5. Here we are using the train_test_split function of sklearn and dividing our dataset into test and train.

from sklearn.model_selection import train_test_split
 
x = df.imp_features
y = df.Is_Response
 
x_train, x_test, y_train, y_test = train_test_split(x, y, test_size = 0.25, random_state = 100)
 
print(x_train.shape)
print(x_test.shape)
print(y_train.shape)
print(y_test.shape)

6. Here we are creating our model SVM. After creating the model we are just fitting the training set into the model.

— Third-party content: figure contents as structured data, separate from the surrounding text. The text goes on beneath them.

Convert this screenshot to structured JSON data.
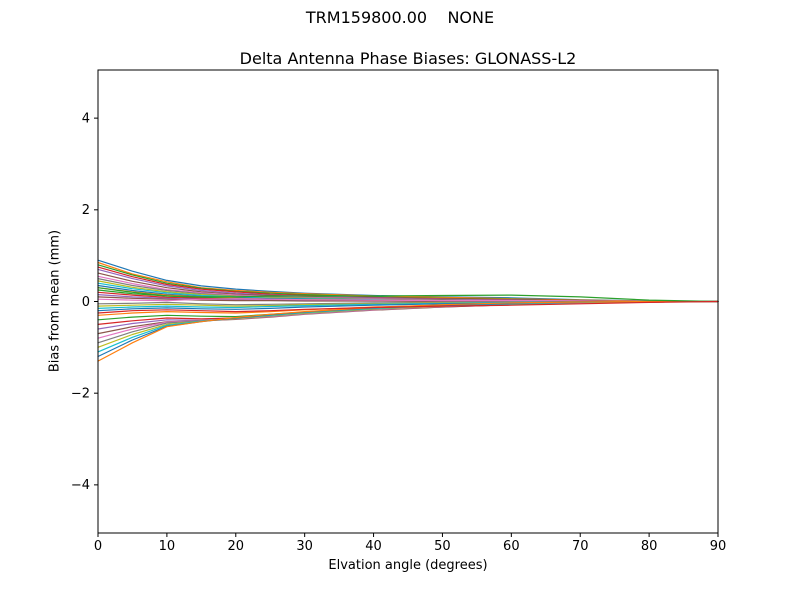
{
  "figure": {
    "background": "#ffffff",
    "frame_color": "#000000"
  },
  "chart_data": {
    "type": "line",
    "suptitle": "TRM159800.00    NONE",
    "title": "Delta Antenna Phase Biases: GLONASS-L2",
    "xlabel": "Elvation angle (degrees)",
    "ylabel": "Bias from mean (mm)",
    "xlim": [
      0,
      90
    ],
    "ylim": [
      -5.05,
      5.05
    ],
    "xticks": [
      0,
      10,
      20,
      30,
      40,
      50,
      60,
      70,
      80,
      90
    ],
    "yticks": [
      -4,
      -2,
      0,
      2,
      4
    ],
    "grid": false,
    "legend": "none",
    "palette": [
      "#1f77b4",
      "#ff7f0e",
      "#2ca02c",
      "#d62728",
      "#9467bd",
      "#8c564b",
      "#e377c2",
      "#7f7f7f",
      "#bcbd22",
      "#17becf"
    ],
    "x": [
      0,
      5,
      10,
      15,
      20,
      25,
      30,
      40,
      50,
      60,
      70,
      80,
      90
    ],
    "series": [
      {
        "name": "line-01",
        "values": [
          0.9,
          0.66,
          0.46,
          0.34,
          0.27,
          0.22,
          0.18,
          0.13,
          0.1,
          0.08,
          0.04,
          0.01,
          0.0
        ]
      },
      {
        "name": "line-02",
        "values": [
          0.85,
          0.6,
          0.43,
          0.3,
          0.24,
          0.2,
          0.17,
          0.12,
          0.09,
          0.06,
          0.03,
          0.01,
          0.0
        ]
      },
      {
        "name": "line-03",
        "values": [
          0.8,
          0.58,
          0.4,
          0.29,
          0.22,
          0.18,
          0.15,
          0.1,
          0.07,
          0.05,
          0.02,
          0.0,
          0.0
        ]
      },
      {
        "name": "line-04",
        "values": [
          0.75,
          0.54,
          0.37,
          0.27,
          0.21,
          0.16,
          0.13,
          0.09,
          0.06,
          0.04,
          0.02,
          0.0,
          0.0
        ]
      },
      {
        "name": "line-05",
        "values": [
          0.7,
          0.5,
          0.34,
          0.24,
          0.18,
          0.14,
          0.12,
          0.08,
          0.05,
          0.03,
          0.01,
          0.0,
          0.0
        ]
      },
      {
        "name": "line-06",
        "values": [
          0.62,
          0.44,
          0.3,
          0.21,
          0.16,
          0.13,
          0.1,
          0.07,
          0.04,
          0.02,
          0.01,
          0.0,
          0.0
        ]
      },
      {
        "name": "line-07",
        "values": [
          0.55,
          0.39,
          0.26,
          0.19,
          0.14,
          0.11,
          0.09,
          0.06,
          0.03,
          0.02,
          0.01,
          0.0,
          0.0
        ]
      },
      {
        "name": "line-08",
        "values": [
          0.5,
          0.35,
          0.24,
          0.17,
          0.12,
          0.1,
          0.08,
          0.05,
          0.03,
          0.01,
          0.0,
          0.0,
          0.0
        ]
      },
      {
        "name": "line-09",
        "values": [
          0.45,
          0.31,
          0.21,
          0.15,
          0.11,
          0.08,
          0.07,
          0.04,
          0.02,
          0.01,
          0.0,
          0.0,
          0.0
        ]
      },
      {
        "name": "line-10",
        "values": [
          0.4,
          0.28,
          0.19,
          0.13,
          0.1,
          0.07,
          0.06,
          0.04,
          0.02,
          0.01,
          0.0,
          0.0,
          0.0
        ]
      },
      {
        "name": "line-11",
        "values": [
          0.35,
          0.24,
          0.16,
          0.11,
          0.08,
          0.06,
          0.05,
          0.03,
          0.02,
          0.01,
          0.0,
          0.0,
          0.0
        ]
      },
      {
        "name": "line-12",
        "values": [
          0.3,
          0.21,
          0.14,
          0.1,
          0.07,
          0.05,
          0.04,
          0.03,
          0.02,
          0.01,
          0.0,
          0.0,
          0.0
        ]
      },
      {
        "name": "line-13",
        "values": [
          0.25,
          0.17,
          0.12,
          0.08,
          0.06,
          0.05,
          0.04,
          0.02,
          0.01,
          0.0,
          0.0,
          0.0,
          0.0
        ]
      },
      {
        "name": "line-14",
        "values": [
          0.2,
          0.14,
          0.09,
          0.07,
          0.05,
          0.04,
          0.03,
          0.02,
          0.01,
          0.0,
          0.0,
          0.0,
          0.0
        ]
      },
      {
        "name": "line-15",
        "values": [
          0.15,
          0.1,
          0.07,
          0.05,
          0.04,
          0.03,
          0.02,
          0.01,
          0.01,
          0.0,
          0.0,
          0.0,
          0.0
        ]
      },
      {
        "name": "line-16",
        "values": [
          0.1,
          0.07,
          0.05,
          0.03,
          0.02,
          0.02,
          0.01,
          0.01,
          0.0,
          0.0,
          0.0,
          0.0,
          0.0
        ]
      },
      {
        "name": "line-17",
        "values": [
          0.05,
          0.03,
          0.02,
          0.05,
          0.06,
          0.05,
          0.04,
          0.03,
          0.02,
          0.02,
          0.01,
          0.0,
          0.0
        ]
      },
      {
        "name": "line-18",
        "values": [
          -0.05,
          -0.04,
          -0.02,
          -0.05,
          -0.07,
          -0.06,
          -0.05,
          -0.03,
          -0.02,
          -0.01,
          0.0,
          0.0,
          0.0
        ]
      },
      {
        "name": "line-19",
        "values": [
          -0.1,
          -0.08,
          -0.06,
          -0.08,
          -0.1,
          -0.09,
          -0.07,
          -0.05,
          -0.03,
          -0.02,
          -0.01,
          0.0,
          0.0
        ]
      },
      {
        "name": "line-20",
        "values": [
          -0.15,
          -0.12,
          -0.1,
          -0.12,
          -0.13,
          -0.11,
          -0.09,
          -0.06,
          -0.04,
          -0.02,
          -0.01,
          0.0,
          0.0
        ]
      },
      {
        "name": "line-21",
        "values": [
          -0.2,
          -0.16,
          -0.14,
          -0.16,
          -0.17,
          -0.15,
          -0.12,
          -0.08,
          -0.05,
          -0.03,
          -0.01,
          0.0,
          0.0
        ]
      },
      {
        "name": "line-22",
        "values": [
          -0.3,
          -0.25,
          -0.22,
          -0.24,
          -0.25,
          -0.22,
          -0.18,
          -0.12,
          -0.08,
          -0.05,
          -0.02,
          -0.01,
          0.0
        ]
      },
      {
        "name": "line-23",
        "values": [
          -0.4,
          -0.34,
          -0.3,
          -0.32,
          -0.33,
          -0.28,
          -0.23,
          -0.15,
          -0.1,
          -0.06,
          -0.03,
          -0.01,
          0.0
        ]
      },
      {
        "name": "line-24",
        "values": [
          -0.5,
          -0.42,
          -0.36,
          -0.38,
          -0.36,
          -0.31,
          -0.26,
          -0.17,
          -0.11,
          -0.07,
          -0.03,
          -0.01,
          0.0
        ]
      },
      {
        "name": "line-25",
        "values": [
          -0.6,
          -0.48,
          -0.4,
          -0.41,
          -0.38,
          -0.33,
          -0.27,
          -0.18,
          -0.12,
          -0.07,
          -0.03,
          -0.01,
          0.0
        ]
      },
      {
        "name": "line-26",
        "values": [
          -0.7,
          -0.55,
          -0.44,
          -0.42,
          -0.39,
          -0.34,
          -0.28,
          -0.19,
          -0.12,
          -0.07,
          -0.03,
          -0.01,
          0.0
        ]
      },
      {
        "name": "line-27",
        "values": [
          -0.8,
          -0.6,
          -0.45,
          -0.42,
          -0.38,
          -0.33,
          -0.27,
          -0.18,
          -0.11,
          -0.06,
          -0.03,
          -0.01,
          0.0
        ]
      },
      {
        "name": "line-28",
        "values": [
          -0.9,
          -0.66,
          -0.47,
          -0.42,
          -0.37,
          -0.32,
          -0.26,
          -0.17,
          -0.1,
          -0.06,
          -0.02,
          -0.01,
          0.0
        ]
      },
      {
        "name": "line-29",
        "values": [
          -1.0,
          -0.72,
          -0.5,
          -0.43,
          -0.37,
          -0.31,
          -0.25,
          -0.16,
          -0.1,
          -0.05,
          -0.02,
          0.0,
          0.0
        ]
      },
      {
        "name": "line-30",
        "values": [
          -1.1,
          -0.78,
          -0.52,
          -0.43,
          -0.36,
          -0.3,
          -0.24,
          -0.15,
          -0.09,
          -0.05,
          -0.02,
          0.0,
          0.0
        ]
      },
      {
        "name": "line-31",
        "values": [
          -1.2,
          -0.84,
          -0.54,
          -0.44,
          -0.36,
          -0.29,
          -0.23,
          -0.14,
          -0.08,
          -0.04,
          -0.01,
          0.0,
          0.0
        ]
      },
      {
        "name": "line-32",
        "values": [
          -1.3,
          -0.9,
          -0.55,
          -0.44,
          -0.35,
          -0.28,
          -0.22,
          -0.13,
          -0.07,
          -0.03,
          -0.01,
          0.0,
          0.0
        ]
      },
      {
        "name": "line-33",
        "values": [
          0.3,
          0.2,
          0.12,
          0.1,
          0.1,
          0.12,
          0.12,
          0.12,
          0.13,
          0.14,
          0.1,
          0.03,
          0.0
        ]
      },
      {
        "name": "line-34",
        "values": [
          -0.25,
          -0.2,
          -0.18,
          -0.2,
          -0.22,
          -0.2,
          -0.17,
          -0.13,
          -0.1,
          -0.08,
          -0.05,
          -0.02,
          0.0
        ]
      }
    ]
  }
}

vector = CountVectorizer()
xv = svm.SVC()

model = Pipeline([('vectorizer',vector),('classifier',sv)])
model.fit(x_train, y_train)

pred = model.predict(x_test)

7. Our model is created and training is also completed. We have also done testing in the previous code. Here in this code, we are building a confusion matrix of the testing data using the seaborn module.

import seaborn as sns
import matplotlib.pyplot as plt 

cm=confusion_matrix(y_test,pred)
conf_matrix=pd.DataFrame(data=cm,columns=['Predicted:0','Predicted:1'],index=['Actual:0','Actual:1'])
plt.figure(figsize = (8,5))

sns.heatmap(conf_matrix, annot=True,fmt='d',cmap="YlGnBu");

confusion matrix

8. Here is the accuracy score between the testing and predicted data.

print(accuracy_score(y_test,pred))

Python Sentiment Analysis Output

accuracy score

Summary

In this Machine Learning project, we learned how to do sentiment analysis using nltk and SVM. You can also use any other method instead of SVM and see in which model you get the highest accuracy. That’s it, hope you have learned something new.